Newmark Theatre – 1111 SW Broadway, Portland
Emcee – Colson Whitehead
Colson Whitehead is the author, most recently, of Sag Harbor, his first “autobiographical” novel. Whitehead is also the author of three previous novels The Intuitionist, John Henry Days, which was a finalist for the National Book Critic Circle Award and the Pulitzer Prize, and Apex Hides the Hurt, as well as a collection of essays, The Colossus of New York. He received a 2002 MacArthur “genius grant,” and the judges called him “a bold experimental writer whose social and philosophical themes speak to the heart of American society.” Whitehead’s articles about music and television have appeared in The New York Times Magazine, Spin and Village Voice.”
Readers/Presenters
Aimee Bender
Matthew Dickman
Michael Dickman
Jim Shepard
Dorothy Allison
Steve Almond
Charles D’Ambrosio
Peter Rock
Ron Hansen
Lee Montgomery
Rob Spillman
Elissa Schappell
Win McCormack.
Individual Tickets:
-Prices: $12-$14
-Order Online at www.ticketmaster.com, call Ticketmaster at 503-224-4400, or at any Ticketmaster location
-Portland Center for the Performing Arts Box Office, SW Broadway and Main Street
Founded in 1999 by longtime Oregon publisher, Win McCormack, Tin House has for the past decade been a quiet force in the literary world, with its headquarters in the distinctive zinc-sided house in NW Portland. In its 40 issues it has been privileged to print some of our nation’s finest fiction writers and poets, such as Richard Ford, Denis Johnson, Deborah Eisenberg, Billy Collins, Frank Bidart and Matthea Harvey. From its conception, too, it has been devoted to discovering the next generation of talent, like Portland’s own darling poets, Michael and Matthew Dickman.

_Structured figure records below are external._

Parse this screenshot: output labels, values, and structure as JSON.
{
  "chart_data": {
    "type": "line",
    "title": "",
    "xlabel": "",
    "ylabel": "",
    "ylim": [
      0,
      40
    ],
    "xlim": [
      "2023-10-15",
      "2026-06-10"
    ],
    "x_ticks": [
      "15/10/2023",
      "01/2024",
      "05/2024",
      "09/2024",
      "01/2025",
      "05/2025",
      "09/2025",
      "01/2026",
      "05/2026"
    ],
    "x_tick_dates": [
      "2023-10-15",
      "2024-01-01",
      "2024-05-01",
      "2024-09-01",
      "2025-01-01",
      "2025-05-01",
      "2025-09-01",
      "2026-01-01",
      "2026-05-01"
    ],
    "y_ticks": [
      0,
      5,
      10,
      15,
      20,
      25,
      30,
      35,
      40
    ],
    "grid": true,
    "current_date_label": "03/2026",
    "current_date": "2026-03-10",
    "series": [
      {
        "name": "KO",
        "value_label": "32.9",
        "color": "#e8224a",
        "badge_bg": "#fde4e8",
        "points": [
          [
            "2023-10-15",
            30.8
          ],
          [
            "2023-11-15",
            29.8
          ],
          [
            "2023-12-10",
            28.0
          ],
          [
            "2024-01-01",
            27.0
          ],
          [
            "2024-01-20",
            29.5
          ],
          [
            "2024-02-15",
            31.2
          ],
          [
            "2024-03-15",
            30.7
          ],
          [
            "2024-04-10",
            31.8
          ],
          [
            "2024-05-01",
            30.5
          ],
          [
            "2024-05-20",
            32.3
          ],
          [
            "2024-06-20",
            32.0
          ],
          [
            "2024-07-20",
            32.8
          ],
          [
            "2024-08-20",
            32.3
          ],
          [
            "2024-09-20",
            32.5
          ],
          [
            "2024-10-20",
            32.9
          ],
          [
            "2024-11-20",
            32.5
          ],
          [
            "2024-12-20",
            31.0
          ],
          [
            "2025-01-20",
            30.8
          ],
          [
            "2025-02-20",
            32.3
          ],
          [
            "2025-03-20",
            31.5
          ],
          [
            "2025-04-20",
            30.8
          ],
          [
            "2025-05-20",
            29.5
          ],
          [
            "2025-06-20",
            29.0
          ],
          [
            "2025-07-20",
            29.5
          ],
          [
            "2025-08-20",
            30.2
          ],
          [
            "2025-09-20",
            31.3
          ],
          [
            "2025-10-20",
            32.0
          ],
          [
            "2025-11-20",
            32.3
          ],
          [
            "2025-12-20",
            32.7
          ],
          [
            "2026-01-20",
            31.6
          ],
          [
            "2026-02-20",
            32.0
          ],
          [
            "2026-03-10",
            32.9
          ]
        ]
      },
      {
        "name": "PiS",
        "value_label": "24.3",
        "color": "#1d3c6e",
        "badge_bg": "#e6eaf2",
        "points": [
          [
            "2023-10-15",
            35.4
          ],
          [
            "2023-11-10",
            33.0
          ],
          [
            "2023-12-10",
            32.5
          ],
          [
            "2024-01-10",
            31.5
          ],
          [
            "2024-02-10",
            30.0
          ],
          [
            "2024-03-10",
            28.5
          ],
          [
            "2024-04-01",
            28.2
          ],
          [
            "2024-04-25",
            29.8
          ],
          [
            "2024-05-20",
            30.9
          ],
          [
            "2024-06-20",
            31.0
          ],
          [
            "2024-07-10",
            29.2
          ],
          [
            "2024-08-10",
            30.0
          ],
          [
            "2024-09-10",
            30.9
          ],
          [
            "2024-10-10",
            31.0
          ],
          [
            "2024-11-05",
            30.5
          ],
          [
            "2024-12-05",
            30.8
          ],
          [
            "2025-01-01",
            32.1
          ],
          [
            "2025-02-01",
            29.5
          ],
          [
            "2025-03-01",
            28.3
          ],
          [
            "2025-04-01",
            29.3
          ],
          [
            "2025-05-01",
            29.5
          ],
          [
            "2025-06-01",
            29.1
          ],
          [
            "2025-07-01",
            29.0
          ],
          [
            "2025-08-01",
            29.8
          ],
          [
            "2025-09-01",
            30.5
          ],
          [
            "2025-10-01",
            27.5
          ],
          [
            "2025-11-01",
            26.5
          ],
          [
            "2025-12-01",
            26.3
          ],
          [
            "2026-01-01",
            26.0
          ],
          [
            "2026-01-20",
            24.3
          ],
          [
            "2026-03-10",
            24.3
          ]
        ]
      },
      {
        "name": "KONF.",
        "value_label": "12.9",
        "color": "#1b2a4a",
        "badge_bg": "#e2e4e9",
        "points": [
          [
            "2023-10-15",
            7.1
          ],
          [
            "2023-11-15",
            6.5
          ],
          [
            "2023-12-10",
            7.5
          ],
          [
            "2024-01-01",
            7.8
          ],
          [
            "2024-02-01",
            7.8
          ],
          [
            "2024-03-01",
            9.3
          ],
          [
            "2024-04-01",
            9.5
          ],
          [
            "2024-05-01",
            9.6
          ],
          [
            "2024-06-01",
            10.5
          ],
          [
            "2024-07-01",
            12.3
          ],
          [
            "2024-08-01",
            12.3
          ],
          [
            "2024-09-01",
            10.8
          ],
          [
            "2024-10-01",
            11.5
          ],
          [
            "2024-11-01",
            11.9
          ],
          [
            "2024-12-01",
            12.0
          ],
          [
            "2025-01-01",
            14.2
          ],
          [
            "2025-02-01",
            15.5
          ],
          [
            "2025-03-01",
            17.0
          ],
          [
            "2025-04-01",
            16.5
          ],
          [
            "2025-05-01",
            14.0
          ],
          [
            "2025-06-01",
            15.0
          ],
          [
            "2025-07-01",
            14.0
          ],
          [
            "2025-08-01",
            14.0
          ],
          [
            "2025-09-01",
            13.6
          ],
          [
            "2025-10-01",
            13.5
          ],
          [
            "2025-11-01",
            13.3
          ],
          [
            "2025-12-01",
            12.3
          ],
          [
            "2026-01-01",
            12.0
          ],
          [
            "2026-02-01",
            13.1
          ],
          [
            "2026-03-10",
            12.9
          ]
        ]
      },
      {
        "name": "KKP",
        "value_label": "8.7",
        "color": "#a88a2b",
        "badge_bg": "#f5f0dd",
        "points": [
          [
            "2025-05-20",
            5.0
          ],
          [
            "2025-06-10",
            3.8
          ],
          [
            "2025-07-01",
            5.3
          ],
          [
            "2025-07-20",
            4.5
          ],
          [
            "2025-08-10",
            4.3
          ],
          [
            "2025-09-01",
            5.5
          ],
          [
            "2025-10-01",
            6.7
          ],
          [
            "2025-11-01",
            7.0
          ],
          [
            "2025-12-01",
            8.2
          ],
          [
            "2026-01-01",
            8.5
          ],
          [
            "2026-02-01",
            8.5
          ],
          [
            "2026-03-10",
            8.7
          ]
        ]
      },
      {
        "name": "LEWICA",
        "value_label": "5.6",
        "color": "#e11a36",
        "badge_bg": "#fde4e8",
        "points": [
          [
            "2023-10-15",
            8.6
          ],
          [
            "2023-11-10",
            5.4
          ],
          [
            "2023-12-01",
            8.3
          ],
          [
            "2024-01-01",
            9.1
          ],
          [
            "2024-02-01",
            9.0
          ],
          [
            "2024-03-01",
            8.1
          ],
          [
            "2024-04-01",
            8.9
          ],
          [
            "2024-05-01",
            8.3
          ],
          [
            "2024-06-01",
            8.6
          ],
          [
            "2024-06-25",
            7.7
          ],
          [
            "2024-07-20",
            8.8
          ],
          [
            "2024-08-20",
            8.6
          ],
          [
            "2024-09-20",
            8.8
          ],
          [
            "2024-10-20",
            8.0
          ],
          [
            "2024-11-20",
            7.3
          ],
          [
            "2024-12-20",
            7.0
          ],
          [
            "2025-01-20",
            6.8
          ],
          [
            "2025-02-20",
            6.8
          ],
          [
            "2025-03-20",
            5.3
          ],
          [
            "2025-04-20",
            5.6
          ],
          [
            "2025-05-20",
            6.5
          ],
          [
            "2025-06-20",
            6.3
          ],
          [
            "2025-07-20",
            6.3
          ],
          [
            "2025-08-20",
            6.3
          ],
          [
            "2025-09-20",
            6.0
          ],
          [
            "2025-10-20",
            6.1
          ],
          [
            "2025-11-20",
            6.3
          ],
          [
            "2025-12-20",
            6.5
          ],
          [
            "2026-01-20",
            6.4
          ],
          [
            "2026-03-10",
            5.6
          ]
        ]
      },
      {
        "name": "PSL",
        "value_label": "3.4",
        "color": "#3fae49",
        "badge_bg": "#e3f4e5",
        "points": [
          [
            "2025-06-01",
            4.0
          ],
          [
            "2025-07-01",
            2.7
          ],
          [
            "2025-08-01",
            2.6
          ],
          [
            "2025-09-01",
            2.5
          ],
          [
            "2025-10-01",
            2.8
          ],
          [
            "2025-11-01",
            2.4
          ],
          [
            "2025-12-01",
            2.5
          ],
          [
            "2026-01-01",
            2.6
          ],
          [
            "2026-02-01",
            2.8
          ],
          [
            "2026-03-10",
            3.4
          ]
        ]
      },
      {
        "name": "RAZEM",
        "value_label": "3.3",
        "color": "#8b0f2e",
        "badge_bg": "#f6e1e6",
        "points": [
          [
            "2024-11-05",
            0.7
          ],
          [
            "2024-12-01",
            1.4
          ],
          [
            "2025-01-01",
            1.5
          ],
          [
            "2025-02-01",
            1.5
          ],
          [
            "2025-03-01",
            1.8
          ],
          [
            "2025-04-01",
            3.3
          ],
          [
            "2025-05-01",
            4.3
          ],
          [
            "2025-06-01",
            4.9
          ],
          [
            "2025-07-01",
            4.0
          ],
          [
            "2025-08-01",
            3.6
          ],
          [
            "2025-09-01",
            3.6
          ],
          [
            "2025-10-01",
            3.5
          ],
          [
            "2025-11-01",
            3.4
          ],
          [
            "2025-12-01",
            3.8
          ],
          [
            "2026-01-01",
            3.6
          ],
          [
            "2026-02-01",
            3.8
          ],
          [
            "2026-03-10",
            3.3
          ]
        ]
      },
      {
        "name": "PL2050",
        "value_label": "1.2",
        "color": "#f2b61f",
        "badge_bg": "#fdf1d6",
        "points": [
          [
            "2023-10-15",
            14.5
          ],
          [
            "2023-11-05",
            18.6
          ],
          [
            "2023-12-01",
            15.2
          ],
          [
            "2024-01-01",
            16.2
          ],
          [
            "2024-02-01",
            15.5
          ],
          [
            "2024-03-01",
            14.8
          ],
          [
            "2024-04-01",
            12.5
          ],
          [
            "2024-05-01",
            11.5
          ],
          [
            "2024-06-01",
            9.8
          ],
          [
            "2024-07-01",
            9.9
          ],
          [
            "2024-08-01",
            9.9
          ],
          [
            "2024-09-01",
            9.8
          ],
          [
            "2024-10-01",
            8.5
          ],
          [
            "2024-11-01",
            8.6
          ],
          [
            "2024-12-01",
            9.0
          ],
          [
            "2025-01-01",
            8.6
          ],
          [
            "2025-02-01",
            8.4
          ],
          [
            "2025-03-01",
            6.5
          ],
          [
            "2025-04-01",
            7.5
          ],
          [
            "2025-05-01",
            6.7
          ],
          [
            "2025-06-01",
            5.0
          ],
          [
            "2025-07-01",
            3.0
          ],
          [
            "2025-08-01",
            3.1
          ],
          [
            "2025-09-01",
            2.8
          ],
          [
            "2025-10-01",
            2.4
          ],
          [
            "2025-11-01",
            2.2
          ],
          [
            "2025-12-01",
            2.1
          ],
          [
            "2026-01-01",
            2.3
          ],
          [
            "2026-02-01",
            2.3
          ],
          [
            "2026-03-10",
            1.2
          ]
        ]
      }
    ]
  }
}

This event will celebrate Tin House’s 10th Anniversary by gathering some of this country’s most exciting established and emerging writers who’ve been published by the magazine in the past decade. With readings, personal anecdotes and short interviews, the night promises to be a snapshot of what the magazine offers in each of its issues, quality fiction and poetry with, most importantly, personality to spare.
Proceeds from this event will benefit WITS (Writers in the Schools), a program of Literary Arts.
About WITS (Writers in the Schools)
Established in 1996, WITS is a comprehensive program that cultivates young writers and supports Oregon authors through semester-long writing residencies in the Portland public high schools. WITS employs poets, fiction writers, essayists and playwrights to engage students in reading and writing across the curriculum.